When the new Washington, DC Planning Director, Harriet Tregoning, appeared before the DC Environmental Planning Network last spring, she was facing a friendly audience. Prior to taking the job in DC, she had been working for the Smart Growth Leadership Institute, and before that, she played a similar role for the State of Maryland and the US EPA. What big juicy initiatives did she have in store for us?

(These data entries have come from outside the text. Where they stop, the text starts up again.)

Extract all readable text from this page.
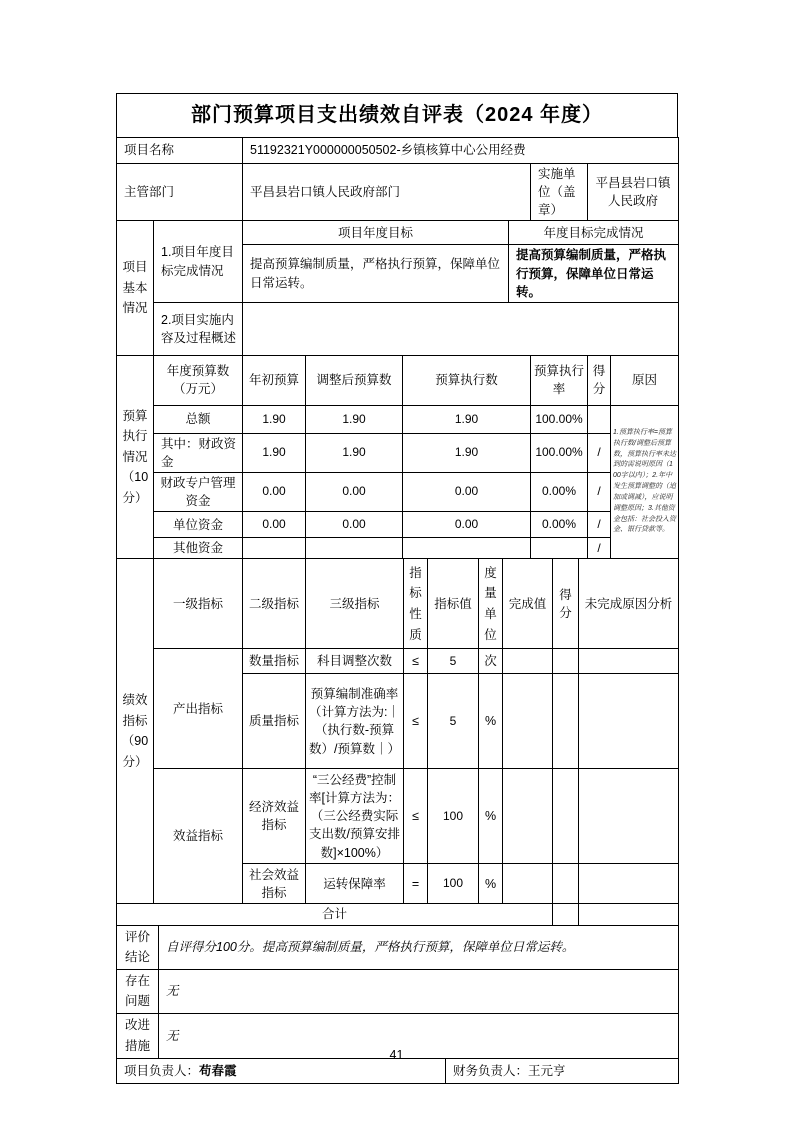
部门预算项目支出绩效自评表（2024 年度）
项目名称	51192321Y000000050502-乡镇核算中心公用经费
主管部门	平昌县岩口镇人民政府部门	实施单位（盖章）	平昌县岩口镇人民政府
项目基本情况	1.项目年度目标完成情况	项目年度目标	年度目标完成情况
		提高预算编制质量，严格执行预算，保障单位日常运转。	提高预算编制质量，严格执行预算，保障单位日常运转。
	2.项目实施内容及过程概述		
预算执行情况（10分）	年度预算数（万元）	年初预算	调整后预算数	预算执行数	预算执行率	得分	原因
	总额	1.90	1.90	1.90	100.00%		1.预算执行率=预算执行数/调整后预算数，预算执行率未达到的需说明原因（100字以内）；2.年中发生预算调整的（追加或调减），应说明调整原因；3.其他资金包括：社会投入资金、银行贷款等。
	其中：财政资金	1.90	1.90	1.90	100.00%	/	
	财政专户管理资金	0.00	0.00	0.00	0.00%	/	
	单位资金	0.00	0.00	0.00	0.00%	/	
	其他资金					/	
绩效指标（90分）	一级指标	二级指标	三级指标	指标性质	指标值	度量单位	完成值	得分	未完成原因分析
	产出指标	数量指标	科目调整次数	≤	5	次			
		质量指标	预算编制准确率（计算方法为:｜（执行数-预算数）/预算数｜）	≤	5	%			
	效益指标	经济效益指标	“三公经费”控制率[计算方法为：（三公经费实际支出数/预算安排数]×100%）	≤	100	%			
		社会效益指标	运转保障率	=	100	%			
合计									
评价结论	自评得分100分。提高预算编制质量，严格执行预算，保障单位日常运转。
存在问题	无
改进措施	无
项目负责人：苟春霞	财务负责人：王元亨
41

Well, how about a voluntary initiative for DC hotel guests to contribute to a greenhouse gas offset fund? Hmmm, so, that microcosm of the global population who feel compelled to offset their contribution to global warming caused by their travel to DC can throw some money to the pot that we’re in. However, here in Washington we don’t have any high profile elected leaders challenging business as usual to address the threat of global warming. The only headlines that the District’s Mayor makes pertain to the sea level rise in Washington? Does it perhaps justify bumping up global warming into the top ten priorities for a mayor (any mayor)? The DC City Council has made some recent progress addressing energy use and conservation with passage of green building law (PDF) in the last session, and a California-like Clean Car Law (PDF) in this session (blocked by the US EPA). They are now considering an energy bill (PDF) to provide for a new utility that will promote renewable energy and conservation in the District. Does it sound petulant if I say that this is hardly enough?

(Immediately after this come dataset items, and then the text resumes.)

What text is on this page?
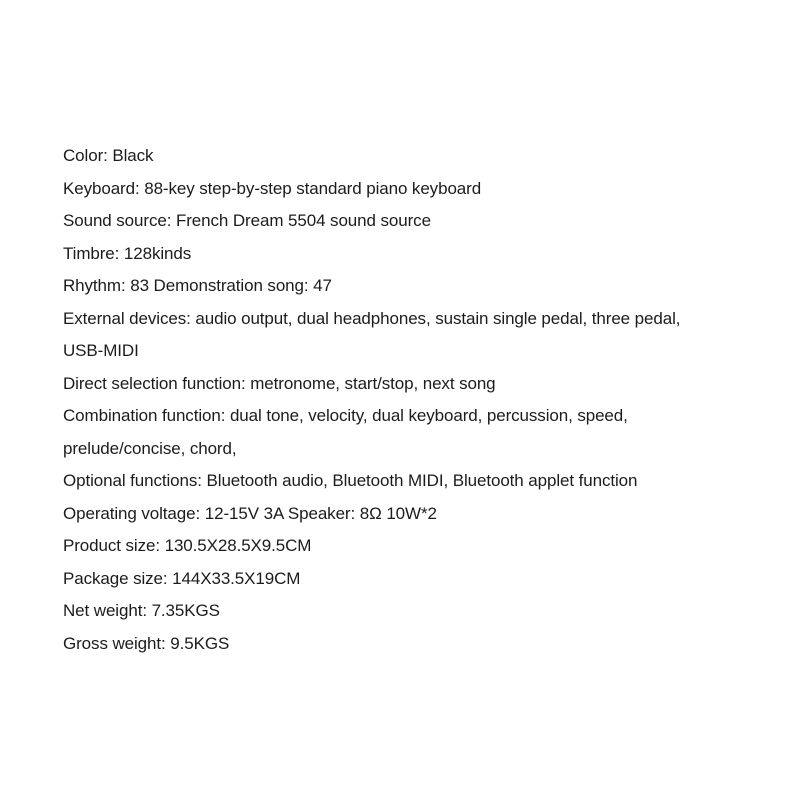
Color: Black
Keyboard: 88-key step-by-step standard piano keyboard
Sound source: French Dream 5504 sound source
Timbre: 128kinds
Rhythm: 83 Demonstration song: 47
External devices: audio output, dual headphones, sustain single pedal, three pedal,
USB-MIDI
Direct selection function: metronome, start/stop, next song
Combination function: dual tone, velocity, dual keyboard, percussion, speed,
prelude/concise, chord,
Optional functions: Bluetooth audio, Bluetooth MIDI, Bluetooth applet function
Operating voltage: 12-15V 3A Speaker: 8Ω 10W*2
Product size: 130.5X28.5X9.5CM
Package size: 144X33.5X19CM
Net weight: 7.35KGS
Gross weight: 9.5KGS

A more comprehensive list of initiatives was recommended to Mayor Fenty when he took office by his Environment Transition Team. Other municipalities have worked much more aggressively to address the problem, and that gold mine of best practices is inventoried in the Conference of Mayor’s 2007 Climate Change Summit. Most of the progress being made in addressing the frightful rise in greenhouse gas emissions is being made by municipalities. This is particularly interesting because it’s hard to argue that the work of one jurisdiction is going to add up to much when matched against the immense scale of global emissions. Somehow, though, the message isn’t coming across that way at all — it’s unexpectedly refreshing: “We’re all in this together, and we need to act now, here, together.”
The DC based Cool Capital Challengeexplicitly takes up this idea and puts the ways and means into the hands of the District’s denizens. The Challenge is about a quarter of the way to its target of cutting 1 billion pounds of CO2 from the emission inventory of the Washington region by Earthday 2008. But even if the DC area manages a 250 Million pound reduction in CO2, it is not much more than window-dressing. A much more aggressive approach is necessary to respond to the challenge.

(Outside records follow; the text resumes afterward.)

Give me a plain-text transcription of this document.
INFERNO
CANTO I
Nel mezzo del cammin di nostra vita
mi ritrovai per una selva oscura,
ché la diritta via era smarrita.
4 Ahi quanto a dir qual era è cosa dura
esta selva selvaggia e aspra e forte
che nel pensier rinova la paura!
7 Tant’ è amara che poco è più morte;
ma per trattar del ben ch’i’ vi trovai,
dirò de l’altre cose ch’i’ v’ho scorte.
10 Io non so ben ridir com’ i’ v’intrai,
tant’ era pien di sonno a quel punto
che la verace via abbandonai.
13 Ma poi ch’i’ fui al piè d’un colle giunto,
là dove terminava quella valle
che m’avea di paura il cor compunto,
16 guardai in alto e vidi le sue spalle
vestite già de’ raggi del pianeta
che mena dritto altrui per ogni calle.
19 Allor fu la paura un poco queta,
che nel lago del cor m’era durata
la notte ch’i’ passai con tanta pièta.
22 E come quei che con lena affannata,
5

At the American Geophysical Union meeting in San Francisco this past December, Cassandra spoke (aka James Hansen). Hansen, an atmospheric scientist at NASA, first sounded the CO2 alarm (PDF) before Congress twenty years ago, saying the Earth was warming and people were the cause. Then, it was just a concept, now it is unfolding as you read. In pre-industrial times the concentration of CO2 in the atmosphere was about 275 parts per million (ppm). Now, it is 385ppm and rising. What is considered the point of serious climate destabilization and may have gone from being a few years out to maybe a few years back, reported Hansen. Recent history has had the European Union and major environmental organizations trying to put the brakes on CO2 emissions to curtail growth at 450ppm; recognizing that even that level will result in measurable warming with socioeconomic consequences. That might have given us another decade or so to increase our auto mileage standards, put up a few more wind machines and some green roofs. Now, along comes Hansen with his latest projections – Earth appears to be responding much faster to the rapid rise in CO2 than our climate models predicted. Scientists have noted that Arctic glacial melting has been proceeding much faster than anticipated. Dr. Hansen suggests that our target was not 450ppm, but instead 350ppm, and my friends, we just blew by it. It comes as no surprise that 2007 was among the seven hottest years on record, all of which occurred since 1998. Anybody feel a sense of urgency?